Instantáneamente, Berta irradió cordialidad:

—Muy bien, señora Cranning. ¿Cómo se encuentra usted? Lamento muchísimo verme en la necesidad de molestarla, pero deseaba ponerme en contacto inmediatamente con Josefina Dell. Pensé que tal vez estuviese aún allí. Confío en que no la habré incomodado.

—De ningún modo —repuso la señora Cranning con igual cordialidad—. La señorita Dell estuvo aquí hasta hace media hora. Un hombre la llamó por teléfono, y le dijo que necesitaba hablar con ella acerca de un asunto muy importante y de suma urgencia. No sé muy bien de qué se trata, pero creo que se refiere a un accidente de automóvil.

—¿Un hombre? —preguntó Berta.

—Sí.

Berta Cool frunció el ceño.

—¿No dijo cómo se llamaba?

—Sí, pero me he olvidado. Recuerdo que ella lo anotó. Espere un segundo… Eva, ¿cómo se llamaba el señor que llamó por teléfono a Josefina Dell? ¿Cómo? Bien, gracias. La señora Cool deseaba saberlo… Señora Cool… El nombre es Jerry Bollman. Josefina Dell salió para encontrarse con él en alguna parte.

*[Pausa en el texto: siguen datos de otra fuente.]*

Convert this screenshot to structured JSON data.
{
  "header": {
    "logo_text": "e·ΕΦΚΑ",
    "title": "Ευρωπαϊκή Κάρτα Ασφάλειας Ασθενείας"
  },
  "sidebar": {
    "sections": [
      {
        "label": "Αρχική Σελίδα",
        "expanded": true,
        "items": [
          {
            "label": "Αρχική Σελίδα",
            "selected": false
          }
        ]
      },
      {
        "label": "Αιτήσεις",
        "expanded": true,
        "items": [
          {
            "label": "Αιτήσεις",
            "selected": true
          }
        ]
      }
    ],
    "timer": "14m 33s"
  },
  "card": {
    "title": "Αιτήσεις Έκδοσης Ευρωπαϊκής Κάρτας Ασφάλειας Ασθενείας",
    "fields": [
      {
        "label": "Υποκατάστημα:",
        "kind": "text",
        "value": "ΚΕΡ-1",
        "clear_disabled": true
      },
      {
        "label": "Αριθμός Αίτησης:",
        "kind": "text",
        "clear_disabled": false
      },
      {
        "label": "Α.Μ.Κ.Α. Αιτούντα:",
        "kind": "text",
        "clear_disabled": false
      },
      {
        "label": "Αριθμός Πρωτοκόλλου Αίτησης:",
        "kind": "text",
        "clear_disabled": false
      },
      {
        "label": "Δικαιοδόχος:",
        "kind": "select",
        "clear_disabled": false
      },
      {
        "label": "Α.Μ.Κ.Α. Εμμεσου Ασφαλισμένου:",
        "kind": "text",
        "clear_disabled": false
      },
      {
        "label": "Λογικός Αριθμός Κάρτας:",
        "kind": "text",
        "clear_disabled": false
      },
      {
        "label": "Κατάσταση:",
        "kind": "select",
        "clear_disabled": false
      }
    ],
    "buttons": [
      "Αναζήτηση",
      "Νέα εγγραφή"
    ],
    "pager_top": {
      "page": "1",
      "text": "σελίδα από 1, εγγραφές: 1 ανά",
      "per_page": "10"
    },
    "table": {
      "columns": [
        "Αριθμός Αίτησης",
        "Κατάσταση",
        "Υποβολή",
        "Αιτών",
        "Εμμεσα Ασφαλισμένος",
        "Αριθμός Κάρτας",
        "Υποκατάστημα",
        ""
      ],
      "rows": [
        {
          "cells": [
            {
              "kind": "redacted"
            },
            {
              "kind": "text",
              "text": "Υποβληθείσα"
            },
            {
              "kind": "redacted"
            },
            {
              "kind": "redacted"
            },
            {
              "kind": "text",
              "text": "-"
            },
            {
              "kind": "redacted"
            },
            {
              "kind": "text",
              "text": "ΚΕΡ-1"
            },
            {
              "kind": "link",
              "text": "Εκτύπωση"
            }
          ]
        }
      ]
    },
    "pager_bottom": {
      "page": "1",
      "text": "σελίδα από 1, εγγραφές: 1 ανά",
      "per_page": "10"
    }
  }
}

—Muchísimas gracias, y disculpe la molestia —dijo Berta, y colgó el auricular. Estaba ya a mitad de camino en la oficina exterior cuando advirtió lo inútil de su salida.

—¿Qué sucede? —inquirió Elsie Brand.

—Ese asqueroso, maldito estafador del demonio… ¡Mal rayo le parta!

—¿Qué ha hecho?

—¿Qué ha hecho? —repitió Berta Cool, con los ojos llameantes de ira—. ¡Gastó cincuenta centavos en taxímetro para despojarme de veinticinco dólares! Sabía dónde encontrarme. Probablemente me siguió. Cuando le vi bajar del taxi y buscar el dinero en el bolsillo, pensé que estaba un paso detrás de mí, pero en cambio, estaba dos pasos delante.

—No comprendo… —dijo Elsie.

—En este momento, ese bribón consigue seguramente que Josefina Dell estampe su firma en una línea de puntos, lo que le representa una tajada de por lo menos quinientos dólares. Me imaginé que le había engañado al aparentar que salía del departamento de Josefina Dell. Quise hacerle creer que me había firmado un acuerdo. Pero él sabía positivamente que la muchacha no estaba en casa. ¡Me ha estafado, el muy sinvergüenza!